Tutto questo per evidenziare come, spesso, nella realtà aziendale, le decisioni sono prese alla presenza del commercialista che, alle volte, amplificando le criticità dei progetti di uno dei soci, (giudizio delle banche, dinamiche finanziarie, potenziali verifiche fiscali), o, in alternativa, esaltando altri aspetti dell’altro, può pilotare le decisioni della società facendole convergere (quasi sempre) verso le idee di uno solo dei due soci. Solitamente tale scelta di campo avviene per ragioni personali come può essere l’amicizia di lunga data che lega il commercialista ad uno dei soci, oppure, in alternativa, perché il commercialista, ha creato un feeling diretto con l’unico socio che per anni ha tenuto i rapporti con lui. Non da ultimo vi è il senso di riconoscimento da parte del professionista nei confronti del socio che lo ha “scelto” fra altri, infine può avvenire per decisione del commercialista stesso che cerca di capitalizzare il proprio interesse puntando su quello che viene ritenuto, tra i due soci, “il cavallo vincente”.

In altre parole, alle volte, nelle società con il 50% delle quote suddivise equamente tra i due soci, chi riesce ad avere il commercialista dalla sua parte, di fatto, possiede la “Golden Share“, ovvero sia quel qualcosa in più, che gli permette, in concreto, al di là della parità giuridica, di riuscire a persuadere l’altro socio sulla validità e correttezza della propria idea.

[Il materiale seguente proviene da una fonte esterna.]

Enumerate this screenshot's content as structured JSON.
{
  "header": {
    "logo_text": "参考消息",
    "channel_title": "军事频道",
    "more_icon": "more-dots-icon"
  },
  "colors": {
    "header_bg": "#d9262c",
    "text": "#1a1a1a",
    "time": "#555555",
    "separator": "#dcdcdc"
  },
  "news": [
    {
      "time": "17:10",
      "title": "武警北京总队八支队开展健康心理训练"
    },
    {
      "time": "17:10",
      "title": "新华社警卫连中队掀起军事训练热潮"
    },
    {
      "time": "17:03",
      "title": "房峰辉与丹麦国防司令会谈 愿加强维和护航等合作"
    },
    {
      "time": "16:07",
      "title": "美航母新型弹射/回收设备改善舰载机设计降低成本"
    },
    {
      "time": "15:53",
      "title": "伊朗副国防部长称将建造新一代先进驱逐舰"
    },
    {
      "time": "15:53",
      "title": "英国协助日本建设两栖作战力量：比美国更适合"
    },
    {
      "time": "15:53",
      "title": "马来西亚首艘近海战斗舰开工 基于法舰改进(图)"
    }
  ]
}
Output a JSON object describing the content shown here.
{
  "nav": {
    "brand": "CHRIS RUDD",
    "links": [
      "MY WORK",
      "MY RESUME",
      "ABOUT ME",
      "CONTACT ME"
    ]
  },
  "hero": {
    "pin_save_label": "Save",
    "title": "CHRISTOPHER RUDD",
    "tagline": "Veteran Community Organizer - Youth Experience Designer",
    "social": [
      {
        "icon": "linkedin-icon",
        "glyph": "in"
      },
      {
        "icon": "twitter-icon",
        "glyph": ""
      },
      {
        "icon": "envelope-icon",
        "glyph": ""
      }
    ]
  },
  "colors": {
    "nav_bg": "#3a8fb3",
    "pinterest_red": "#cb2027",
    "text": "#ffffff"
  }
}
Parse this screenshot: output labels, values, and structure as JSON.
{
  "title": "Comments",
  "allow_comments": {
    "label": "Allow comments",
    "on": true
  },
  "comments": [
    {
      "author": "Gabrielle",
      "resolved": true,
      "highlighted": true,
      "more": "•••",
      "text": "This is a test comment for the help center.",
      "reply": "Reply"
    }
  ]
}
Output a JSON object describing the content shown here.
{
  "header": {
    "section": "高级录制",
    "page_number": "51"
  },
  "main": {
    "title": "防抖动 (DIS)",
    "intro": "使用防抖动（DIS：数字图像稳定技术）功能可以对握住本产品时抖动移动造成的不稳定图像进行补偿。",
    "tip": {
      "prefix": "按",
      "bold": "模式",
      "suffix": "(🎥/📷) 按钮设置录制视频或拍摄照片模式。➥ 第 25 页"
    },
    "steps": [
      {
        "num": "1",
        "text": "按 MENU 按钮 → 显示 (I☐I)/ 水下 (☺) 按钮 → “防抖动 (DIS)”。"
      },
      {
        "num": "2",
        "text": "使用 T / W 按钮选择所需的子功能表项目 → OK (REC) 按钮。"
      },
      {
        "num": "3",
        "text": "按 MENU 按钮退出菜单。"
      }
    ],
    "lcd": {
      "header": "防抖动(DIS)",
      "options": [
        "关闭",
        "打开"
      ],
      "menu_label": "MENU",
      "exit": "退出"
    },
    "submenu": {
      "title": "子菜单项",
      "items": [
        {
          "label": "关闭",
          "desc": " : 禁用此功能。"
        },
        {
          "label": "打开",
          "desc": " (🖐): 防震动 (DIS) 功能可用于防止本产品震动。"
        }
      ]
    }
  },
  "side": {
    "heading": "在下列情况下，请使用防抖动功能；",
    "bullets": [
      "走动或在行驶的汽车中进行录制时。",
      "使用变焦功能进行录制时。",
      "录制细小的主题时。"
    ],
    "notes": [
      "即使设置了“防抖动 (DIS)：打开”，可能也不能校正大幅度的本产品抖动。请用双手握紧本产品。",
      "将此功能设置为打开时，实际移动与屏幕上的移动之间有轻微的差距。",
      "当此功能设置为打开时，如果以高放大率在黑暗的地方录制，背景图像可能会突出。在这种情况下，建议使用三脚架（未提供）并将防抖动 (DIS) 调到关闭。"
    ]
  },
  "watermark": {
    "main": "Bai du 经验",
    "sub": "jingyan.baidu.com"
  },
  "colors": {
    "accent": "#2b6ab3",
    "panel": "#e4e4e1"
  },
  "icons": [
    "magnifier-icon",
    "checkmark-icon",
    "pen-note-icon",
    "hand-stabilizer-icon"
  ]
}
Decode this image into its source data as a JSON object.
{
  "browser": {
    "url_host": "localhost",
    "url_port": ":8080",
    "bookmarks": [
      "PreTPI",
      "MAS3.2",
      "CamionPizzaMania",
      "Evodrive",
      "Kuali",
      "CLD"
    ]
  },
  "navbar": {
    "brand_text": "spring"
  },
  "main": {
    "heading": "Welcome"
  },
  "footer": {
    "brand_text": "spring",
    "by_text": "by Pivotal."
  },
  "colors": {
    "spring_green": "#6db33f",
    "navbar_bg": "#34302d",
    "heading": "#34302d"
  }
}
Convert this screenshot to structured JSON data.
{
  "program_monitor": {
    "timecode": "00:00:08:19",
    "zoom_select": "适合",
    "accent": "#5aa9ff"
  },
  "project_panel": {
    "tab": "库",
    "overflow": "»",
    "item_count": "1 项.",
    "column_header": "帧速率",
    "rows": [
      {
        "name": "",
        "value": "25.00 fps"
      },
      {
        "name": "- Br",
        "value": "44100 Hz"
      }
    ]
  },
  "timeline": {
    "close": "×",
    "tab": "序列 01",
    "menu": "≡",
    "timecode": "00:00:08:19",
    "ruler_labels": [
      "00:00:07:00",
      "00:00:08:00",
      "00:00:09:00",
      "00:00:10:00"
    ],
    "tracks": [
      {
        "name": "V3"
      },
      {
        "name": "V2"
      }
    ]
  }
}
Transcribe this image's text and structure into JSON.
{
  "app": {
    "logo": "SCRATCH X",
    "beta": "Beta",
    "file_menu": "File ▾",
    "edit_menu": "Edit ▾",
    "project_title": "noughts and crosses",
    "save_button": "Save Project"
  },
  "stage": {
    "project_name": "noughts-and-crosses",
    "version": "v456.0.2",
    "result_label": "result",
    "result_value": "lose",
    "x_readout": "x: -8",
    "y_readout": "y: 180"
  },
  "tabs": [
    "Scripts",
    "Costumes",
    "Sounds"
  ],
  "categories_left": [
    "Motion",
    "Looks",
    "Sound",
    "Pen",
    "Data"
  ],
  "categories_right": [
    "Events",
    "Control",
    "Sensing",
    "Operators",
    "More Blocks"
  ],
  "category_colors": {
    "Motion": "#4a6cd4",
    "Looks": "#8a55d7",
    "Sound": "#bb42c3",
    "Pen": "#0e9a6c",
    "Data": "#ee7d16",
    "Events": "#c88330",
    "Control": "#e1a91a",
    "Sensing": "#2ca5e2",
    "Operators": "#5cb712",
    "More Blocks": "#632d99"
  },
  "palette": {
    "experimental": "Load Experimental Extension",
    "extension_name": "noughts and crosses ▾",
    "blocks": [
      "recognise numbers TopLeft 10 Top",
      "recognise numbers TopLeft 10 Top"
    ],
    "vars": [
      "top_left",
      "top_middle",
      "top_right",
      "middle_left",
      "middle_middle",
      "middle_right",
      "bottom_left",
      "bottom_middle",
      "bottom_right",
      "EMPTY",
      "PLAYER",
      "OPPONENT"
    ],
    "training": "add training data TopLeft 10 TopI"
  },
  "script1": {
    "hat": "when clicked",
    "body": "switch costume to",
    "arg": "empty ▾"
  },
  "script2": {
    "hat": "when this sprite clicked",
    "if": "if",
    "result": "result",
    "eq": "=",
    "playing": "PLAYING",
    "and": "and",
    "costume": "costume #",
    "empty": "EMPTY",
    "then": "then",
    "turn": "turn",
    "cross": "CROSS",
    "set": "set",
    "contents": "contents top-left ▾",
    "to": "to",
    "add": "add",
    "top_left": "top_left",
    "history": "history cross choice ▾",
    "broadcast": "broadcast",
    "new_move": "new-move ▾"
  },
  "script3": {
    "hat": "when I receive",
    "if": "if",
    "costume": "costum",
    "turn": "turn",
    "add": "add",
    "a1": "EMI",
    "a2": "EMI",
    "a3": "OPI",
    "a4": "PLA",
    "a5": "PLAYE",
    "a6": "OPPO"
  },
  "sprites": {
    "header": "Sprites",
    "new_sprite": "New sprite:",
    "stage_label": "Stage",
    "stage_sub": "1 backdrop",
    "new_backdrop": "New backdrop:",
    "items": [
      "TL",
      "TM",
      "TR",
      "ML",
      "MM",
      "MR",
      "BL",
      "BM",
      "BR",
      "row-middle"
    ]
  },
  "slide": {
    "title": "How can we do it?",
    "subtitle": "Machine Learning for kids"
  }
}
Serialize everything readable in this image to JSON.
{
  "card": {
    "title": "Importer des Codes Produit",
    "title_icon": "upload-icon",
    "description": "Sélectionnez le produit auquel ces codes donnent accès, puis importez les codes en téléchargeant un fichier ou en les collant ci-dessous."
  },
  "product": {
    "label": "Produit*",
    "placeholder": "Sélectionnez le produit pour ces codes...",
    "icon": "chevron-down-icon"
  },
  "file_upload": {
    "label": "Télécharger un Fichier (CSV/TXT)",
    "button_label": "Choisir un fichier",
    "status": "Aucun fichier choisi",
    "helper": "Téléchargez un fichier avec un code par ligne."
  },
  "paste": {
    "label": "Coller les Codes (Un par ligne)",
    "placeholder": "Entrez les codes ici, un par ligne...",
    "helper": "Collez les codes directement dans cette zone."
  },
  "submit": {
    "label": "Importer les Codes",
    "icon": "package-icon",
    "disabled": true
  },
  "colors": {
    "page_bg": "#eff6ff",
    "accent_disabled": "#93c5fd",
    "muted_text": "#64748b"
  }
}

In tal senso il mio intervento odierno sulle liti tra soci al 50% non vuole esplicitare un giudizio di merito su tali comportamenti del commercialista (che deontologicamente, dovrebbe scegliere da che parte stare e di chiarare a tutti se è il consulente della società o del singolo socio), ma si limita a voler dipingere quell’immagine, il più possibile aderente alla realtà, che ho riscontrato, in più contesti, quando sono stato coinvolto professionalmente da un socio per prevenire una lite.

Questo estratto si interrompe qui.